Are you not going to
see her at all?"
"Well, I shall think about that; I am here only for three or four days,"
said Ransom, smiling as men smile when they are perfectly
unsatisfactory.
It is very possible that Verena was provoked, inaccessible as she was,
in a general way, to irritation; for she rejoined in a moment, with a
little deliberate air: "Well, perhaps it's as well you shouldn't go, if
you haven't changed at all."
"I haven't changed at all," said the young man, smiling still, with his
elbows on the arms of his chair, his shoulders pushed up a little, and
his thin brown hands interlocked in front of him.
"Well, I have had visitors who were quite opposed!" Verena announced, as
if such news could not possibly alarm her. Then she added, "How then did
you know I was out here?"
"Miss Birdseye told me."
"Oh, I am so glad you went to see _her_!" the girl cried, speaking again
with the impetuosity of a moment before.
"I didn't go to see her. I met her in the street, just as she was
leaving Miss Chancellor's door. I spoke to her, and accompanied her some
distance. I passed that way because I knew it was the direct way to
Cambridge--from the Common--and I was coming out to see you any way--on
the chance."
"On the chance?" Verena repeated.
"Yes; Mrs. Luna, in New York, told me you were sometimes here, and I
wanted, at any rate, to make the attempt to find you."

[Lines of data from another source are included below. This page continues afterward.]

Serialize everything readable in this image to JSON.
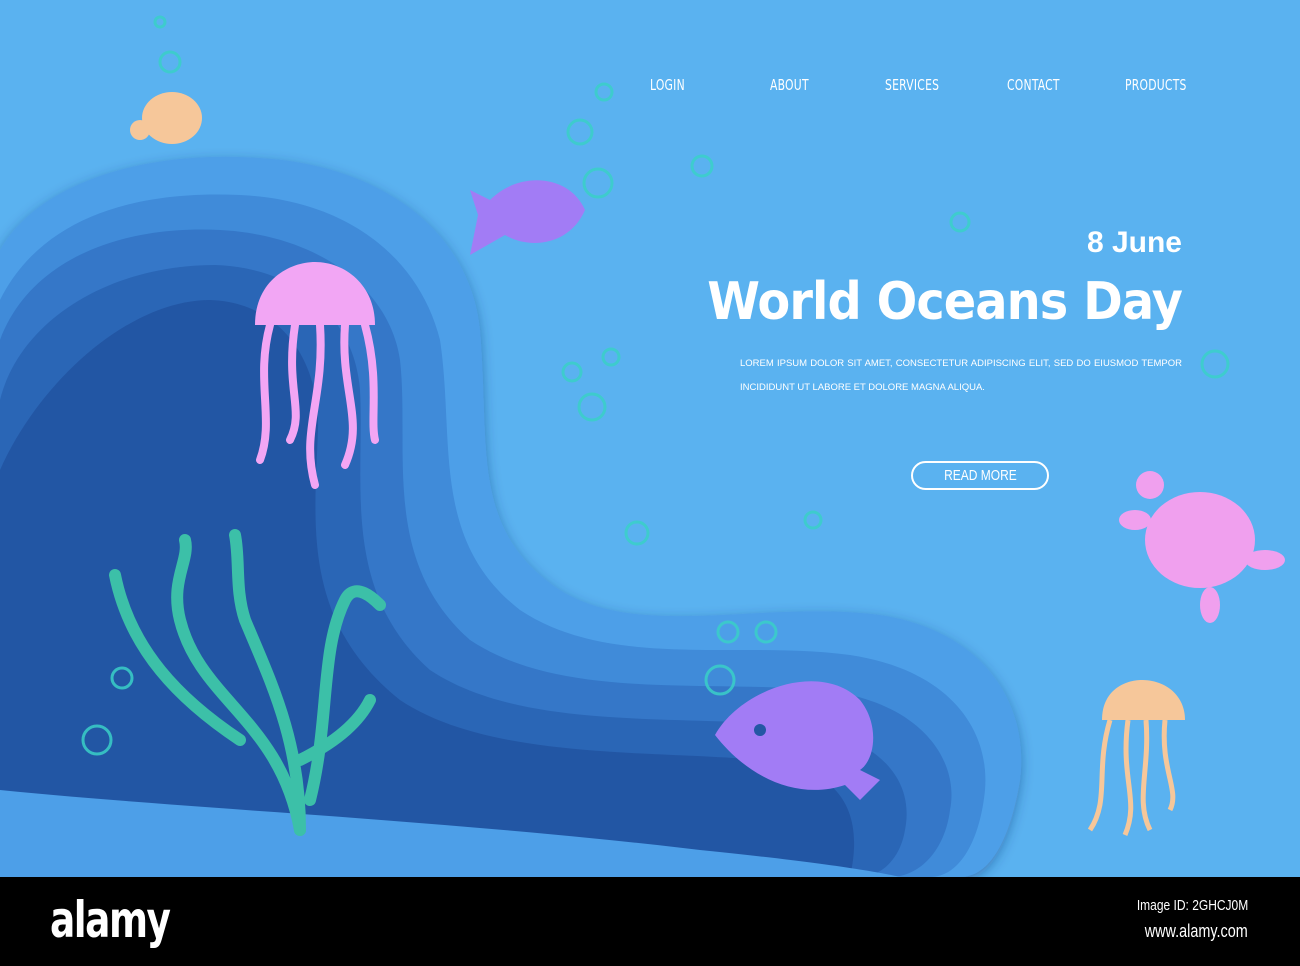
{
  "nav": {
    "items": [
      {
        "label": "LOGIN"
      },
      {
        "label": "ABOUT"
      },
      {
        "label": "SERVICES"
      },
      {
        "label": "CONTACT"
      },
      {
        "label": "PRODUCTS"
      }
    ]
  },
  "hero": {
    "date": "8 June",
    "title": "World Oceans Day",
    "description": "LOREM IPSUM DOLOR SIT AMET, CONSECTETUR ADIPISCING ELIT, SED DO EIUSMOD TEMPOR INCIDIDUNT UT LABORE ET DOLORE MAGNA ALIQUA.",
    "cta_label": "READ MORE"
  },
  "footer": {
    "logo": "alamy",
    "image_id": "Image ID: 2GHCJ0M",
    "site": "www.alamy.com"
  },
  "colors": {
    "background": "#5ab2f0",
    "layer1": "#4d9fe8",
    "layer2": "#3f8bd9",
    "layer3": "#3477c8",
    "layer4": "#2b66b6",
    "layer5": "#2457a4",
    "seaweed": "#3cc0a8",
    "jelly_pink": "#f2a6f4",
    "jelly_peach": "#f6c79a",
    "fish_purple": "#a27cf5",
    "turtle_pink": "#f0a0ee"
  }
}
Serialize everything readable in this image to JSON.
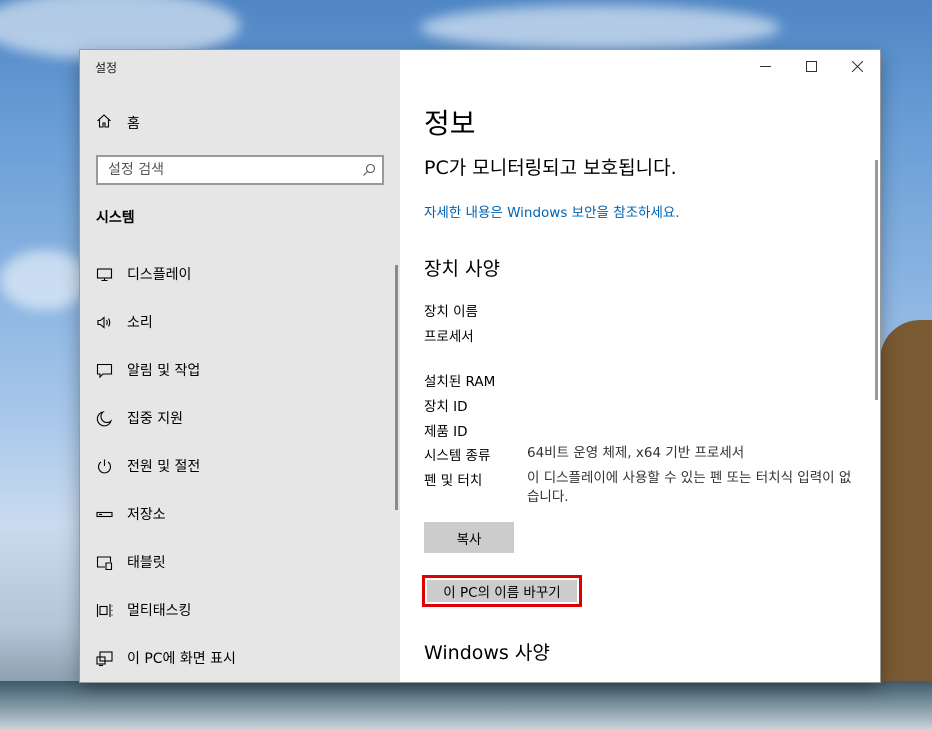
{
  "window": {
    "app_title": "설정"
  },
  "sidebar": {
    "home_label": "홈",
    "search_placeholder": "설정 검색",
    "section_title": "시스템",
    "items": [
      {
        "label": "디스플레이",
        "icon": "monitor-icon"
      },
      {
        "label": "소리",
        "icon": "speaker-icon"
      },
      {
        "label": "알림 및 작업",
        "icon": "notification-icon"
      },
      {
        "label": "집중 지원",
        "icon": "moon-icon"
      },
      {
        "label": "전원 및 절전",
        "icon": "power-icon"
      },
      {
        "label": "저장소",
        "icon": "storage-icon"
      },
      {
        "label": "태블릿",
        "icon": "tablet-icon"
      },
      {
        "label": "멀티태스킹",
        "icon": "multitasking-icon"
      },
      {
        "label": "이 PC에 화면 표시",
        "icon": "project-icon"
      }
    ]
  },
  "main": {
    "title": "정보",
    "protection_text": "PC가 모니터링되고 보호됩니다.",
    "security_link": "자세한 내용은 Windows 보안을 참조하세요.",
    "device_specs_heading": "장치 사양",
    "specs": {
      "device_name": {
        "label": "장치 이름",
        "value": ""
      },
      "processor": {
        "label": "프로세서",
        "value": ""
      },
      "ram": {
        "label": "설치된 RAM",
        "value": ""
      },
      "device_id": {
        "label": "장치 ID",
        "value": ""
      },
      "product_id": {
        "label": "제품 ID",
        "value": ""
      },
      "system_type": {
        "label": "시스템 종류",
        "value": "64비트 운영 체제, x64 기반 프로세서"
      },
      "pen_touch": {
        "label": "펜 및 터치",
        "value": "이 디스플레이에 사용할 수 있는 펜 또는 터치식 입력이 없습니다."
      }
    },
    "copy_button": "복사",
    "rename_button": "이 PC의 이름 바꾸기",
    "windows_specs_heading": "Windows 사양"
  },
  "colors": {
    "link": "#0063b1",
    "highlight": "#e00000",
    "sidebar_bg": "#e6e6e6"
  }
}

It may be communicated to the reader that it was very agreeable to
Verena to learn that her visitor had made this arduous pilgrimage (for
she knew well enough how people in Boston regarded a winter journey to
the academic suburb) with only half the prospect of a reward; but her
pleasure was mixed with other feelings, or at least with the
consciousness that the whole situation was rather less simple than the
elements of her life had been hitherto.